MHQ: The Quarterly Journal of Military History

A NEW KIND OF FIREPOWER

On August 18, 1863—a day that saw fighting in Virginia, Kentucky, and both Carolinas—President Abraham Lincoln stood in the Oval Office with Christopher Spencer, very carefully examining his guest’s repeating rifle. “Handling it as one familiar with firearms,” Spencer would later recall, “he requested me to take it apart to show [him] the ‘Inwardness of the thing.’” Intrigued, Lincoln invited the inventor to return the next day so that he could, as Spencer recalled, “see the thing shoot.”
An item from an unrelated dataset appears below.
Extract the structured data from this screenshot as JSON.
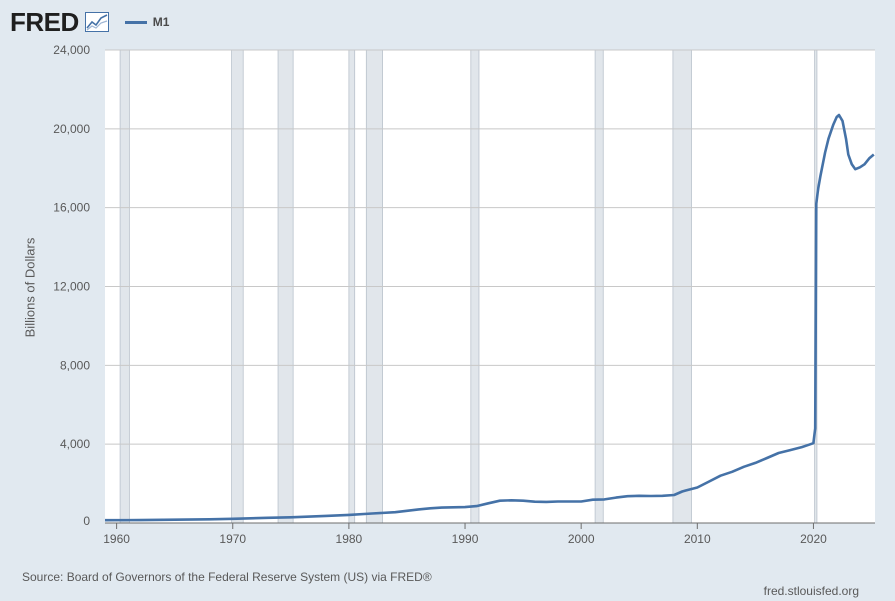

At the appointed hour Spencer met the president, his son Robert, and a Navy Department officer at the White House. The men walked to a spot near the unfinished Washington Monument, where the officer set up a target—a three-footlong pine board with a black spot for a bullseye. Spencer then handed Lincoln his loaded seven-shooter, and the president paced off a suitable distance. “Mr. Lincoln’s first shot was low,” Spencer later wrote, “but the next hit the bullseye, and the other five were close around it.” When it was the inventor’s turn, he bested the president by a bit. Lincoln, according to Spencer, said, “Well, you are younger than I am, have a better eye, and a steadier nerve.”